Supreme court law will unlock EU recovery funds says EU commissioner
Poland will get access to EU post-pandemic funding once a Supreme Court bill reforming the disciplinary regime for judges becomes law, the EU's agriculture commissioner has said adding there are assurances of that in writing from the European Commission.
Poland is due to receive EUR 23.9 billion in grants and EUR 11.5 billion in loans from the EU's post-pandemic Recovery and Resilience Facility.

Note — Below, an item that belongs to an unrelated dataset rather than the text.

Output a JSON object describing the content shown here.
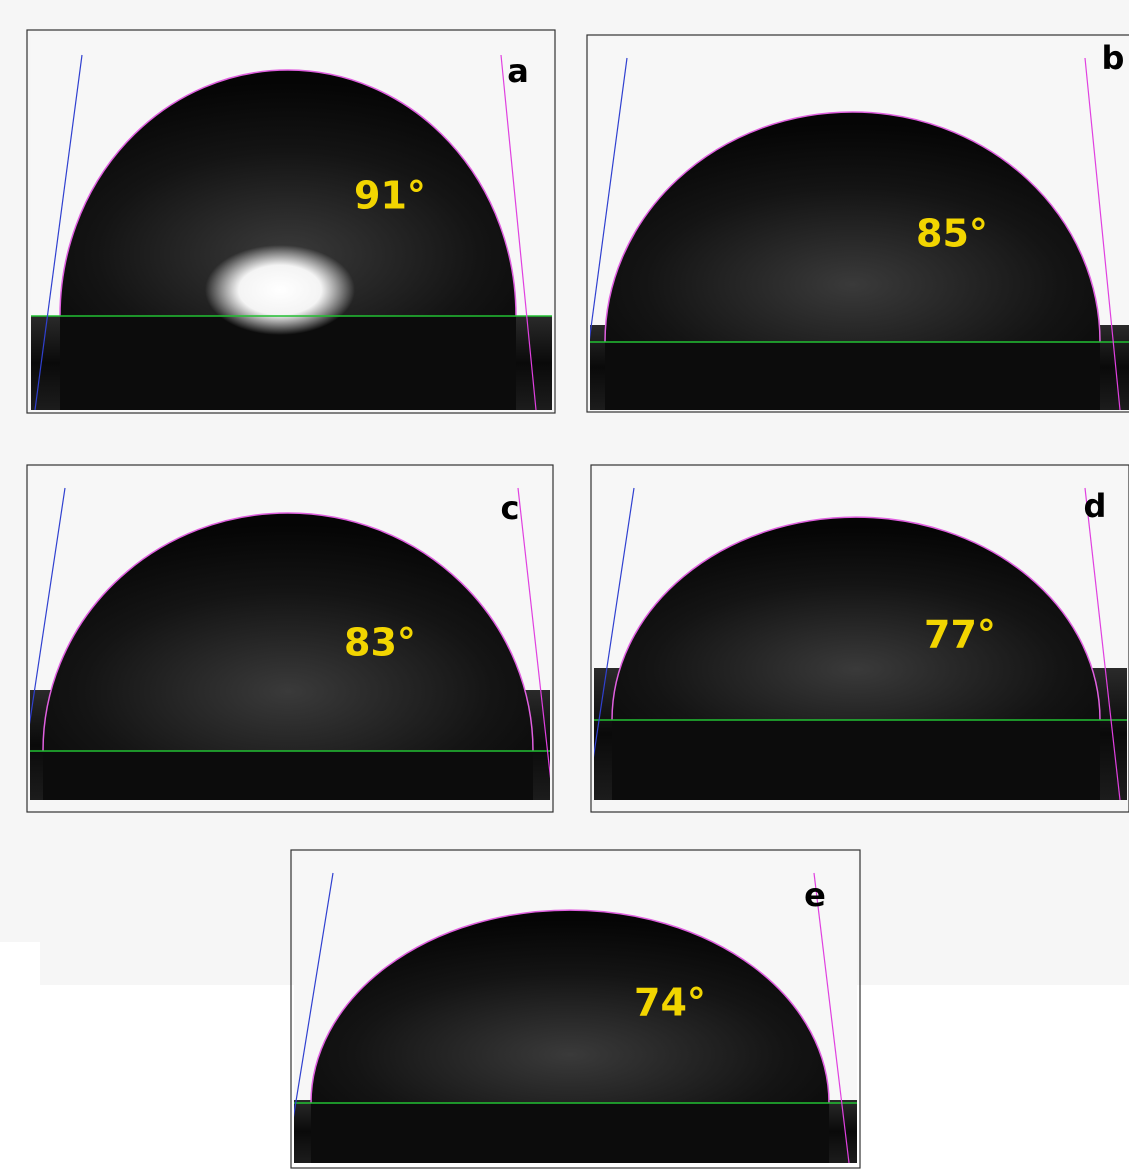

But the European Commission (EC) has blocked Poland's access to the funding due to a rule-of-law dispute, despite the fact that the Commission has approved Poland's National Recovery Plan (KPO), which outlines how the government will spend the money.
The EC has set a number of conditions, or 'milestones,' for Poland to meet before the funding can be unblocked, one of which demands that Poland reverses, amends or withdraws changes to the judiciary that Brussels feels threaten the rule of law.
On January 13, the Sejm, the lower house of Polish parliament, passed an amendment to the law on the Supreme Court, which MPs of the governing Law and Justice (PiS) party, the authors of the legislation, hope will satisfy the rule-of-law milestone set by the EC.
The amendment proposes that all disciplinary issues concerning judges be settled by the top administrative court instead of the Supreme Court's Chamber of Professional Responsibility, a body created to replace a disciplinary chamber considered by the EC to be politicised.
After passing through the Senate and being returned to the Sejm, which rejected all the Senate's amendments, the bill went to the president for signing, but Andrzej Duda decided to get the Constitutional Tribunal (TK) to assess its compliance with the constitution first, in what he described as a "preventative measure."
On Monday, Janusz Wojciechowski, the EU's agriculture commissioner told PAP that "without any doubts, if the amendment to the law on the Supreme Court is signed by the president, Poland will receive funds from the KPO."
"There are appropriate assurances in writing from the European Commission," he said.
"The bill, which was passed by the Sejm and which President Duda referred to the Constitutional Tribunal, has been recognised by the European Commission as fulfilling the milestones regarding the judiciary in Poland," Wojciechowski added.
In his opinion, Duda's decision to send the bill to TK "will mean that we will have to wait longer for funds from the KPO".